Ancak yapılan yeni bir araştırma, 'bağa' adı verilen kemiksi kabuğun oluşumu hakkında yeni bilgilere ulaşılmasını sağladı.
Araştırmacılar, soyu tükenmiş bir Güney Afrika sürüngeninin fosilleşmiş iskeletinin, 30 ila 55 milyon yıllık bir evrim dönemiyle ilgili bilgiler sağladığını açıkladılar.
Yaklaşık 260 milyon yıllık olduğu düşünülen fosil, kaplumbağaların atası olarak tanımlanan Eunotosaurus'a ait.
Bu fosilin, yakın zamanda bulunan ve aynı soydan gelen bir başka fosille belirgin farklılıklar gösterdiği belirtiliyor.
Eunotosaurus yaklaşık yüz yıl önce keşfedilmişti ancak son araştırmaya kadar bu sürüngenin diğer kaplumbağa fosilleriyle bir karşılaştırması yapılmamıştı.
Kaplumbağaların kabukları yaklaşık 50 kemikten oluşuyor. Kaburgalar, omuz kemikleri ve omurlar birbirine kaynayarak bu sert kabuğu oluşturuyor.
Bu kabuğun nasıl oluştuğu kaplumbağa embriyoları incelendiğinde açık şekilde görülüyor. Önce omuz kemikleri genişliyor ardından da omurların genişlemesi tamamlanıyor. Son olarak tüm bu kemikler bir dış zarla sarılıyor ve sertleşiyor.
Araştırmayı yürüten ekibin lideri Yale Üniversitesi'nden Dr. Tyler Lyson "Kaplumbağa kabukları son derece karmaşık bir yapıya sahip. İlk kez 260 milyon yıl önce Permiyen Dönemi'nde oluşmaya başladı" dedi.
Bundan 210 milyon yıl önce yaşamış bir kaplumbağanın fosili, oluşumunu tamamlamış bir kabuğa sahip. Ancak yaklaşık bu kaplumbağadan 10 milyon yıl önce yaşayan ve Çin'de bulunan Odontochelys semitestac olarak adlandırılan bir başka fosilde ise kabuğun tam oluşmadığı görülüyor.
Eunotosaurus, bilimadamlarına, farklı dönemlere ait fosilleri karşılaştırma olanağı sağlıyor.
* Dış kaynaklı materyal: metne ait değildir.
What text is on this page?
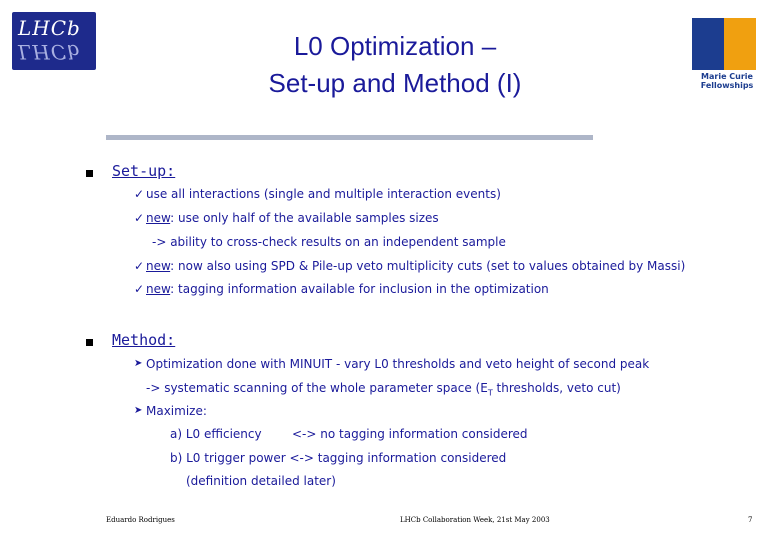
LHCb
LHCb
Marie Curie Fellowships
L0 Optimization –
Set-up and Method (I)
Set-up:
✓ use all interactions (single and multiple interaction events)
✓ new: use only half of the available samples sizes
-> ability to cross-check results on an independent sample
✓ new: now also using SPD & Pile-up veto multiplicity cuts (set to values obtained by Massi)
✓ new: tagging information available for inclusion in the optimization
Method:
➤ Optimization done with MINUIT - vary L0 thresholds and veto height of second peak
-> systematic scanning of the whole parameter space ($E_T$ thresholds, veto cut)
➤ Maximize:
a) L0 efficiency	<-> no tagging information considered
b) L0 trigger power <-> tagging information considered
(definition detailed later)
Eduardo Rodrigues	LHCb Collaboration Week, 21st May 2003	7
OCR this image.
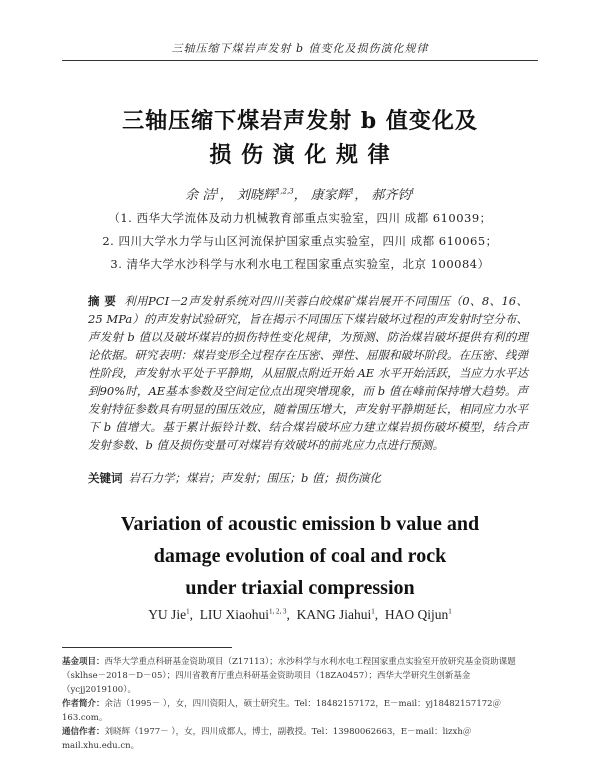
三轴压缩下煤岩声发射 b 值变化及损伤演化规律
三轴压缩下煤岩声发射 b 值变化及
损 伤 演 化 规 律
余 洁$^1$， 刘晓辉$^{1,2,3}$， 康家辉$^1$， 郝齐钧$^1$
（1. 西华大学流体及动力机械教育部重点实验室，四川 成都 610039；
2. 四川大学水力学与山区河流保护国家重点实验室，四川 成都 610065；
3. 清华大学水沙科学与水利水电工程国家重点实验室，北京 100084）
摘 要 利用PCI－2声发射系统对四川芙蓉白皎煤矿煤岩展开不同围压（0、8、16、25 MPa）的声发射试验研究，旨在揭示不同围压下煤岩破坏过程的声发射时空分布、声发射 b 值以及破坏煤岩的损伤特性变化规律，为预测、防治煤岩破坏提供有利的理论依据。研究表明：煤岩变形全过程存在压密、弹性、屈服和破坏阶段。在压密、线弹性阶段，声发射水平处于平静期，从屈服点附近开始 AE 水平开始活跃，当应力水平达到90%时，AE基本参数及空间定位点出现突增现象，而 b 值在峰前保持增大趋势。声发射特征参数具有明显的围压效应，随着围压增大，声发射平静期延长，相同应力水平下 b 值增大。基于累计振铃计数、结合煤岩破坏应力建立煤岩损伤破坏模型，结合声发射参数、b 值及损伤变量可对煤岩有效破坏的前兆应力点进行预测。
关键词 岩石力学；煤岩；声发射；围压；b 值；损伤演化
Variation of acoustic emission b value and
damage evolution of coal and rock
under triaxial compression
YU Jie$^1$,  LIU Xiaohui$^{1, 2, 3}$,  KANG Jiahui$^1$,  HAO Qijun$^1$

基金项目：西华大学重点科研基金资助项目（Z17113）；水沙科学与水利水电工程国家重点实验室开放研究基金资助课题（sklhse－2018－D－05）；四川省教育厅重点科研基金资助项目（18ZA0457）；西华大学研究生创新基金（ycjj2019100）。

作者简介：余洁（1995－ ），女，四川资阳人，硕士研究生。Tel：18482157172，E－mail：yj18482157172＠163.com。

通信作者：刘晓辉（1977－ ），女，四川成都人，博士，副教授。Tel：13980062663，E－mail：lizxh＠mail.xhu.edu.cn。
Dr. Tyler Lyson, "Eunotosaurus'ın sırtında tıpkı günümüzde yaşayan kaplumbağalarınkine benzer T şeklinde 9 büyük kaburga kemiği bulunuyordu. Ancak Eunotosaurus'ın omurgaları ile kaburgaları birbirine kaynamamıştı ve kaburgaları arasında diğer hayvanlarda görülen kaslardan bulunmuyordu" diye açıklıyor farklılıkları.
Kaburgaların solunum sisteminde önemli bir işleve sahip olduğuna işaret eden Lyson, "Kendisini korumak için kaburgalarından vazgeçen kaplumbağaların nefes almak için başka bir yol bulmaları gerekiyordu. Bunu da karın bölgelerinde eşi benzeri olmayan bir kas bağı geliştirerek başarmışlar. Bu bağ, kaplumbağanın akciğerleri ile diğer organlarını sarmalayarak nefes almalarına yardımcı oluyor" dedi.
Lyson, koruma sağlayan kabuğun aynı zamanda içerdiği demir, potasyum ve magnezyumun laktik asit birikimini önlemesi sonucu kaplumbağanın diğer omurgalılara oranla su altında daha uzun süre kalmasına yardımcı olduğunu vurguladı.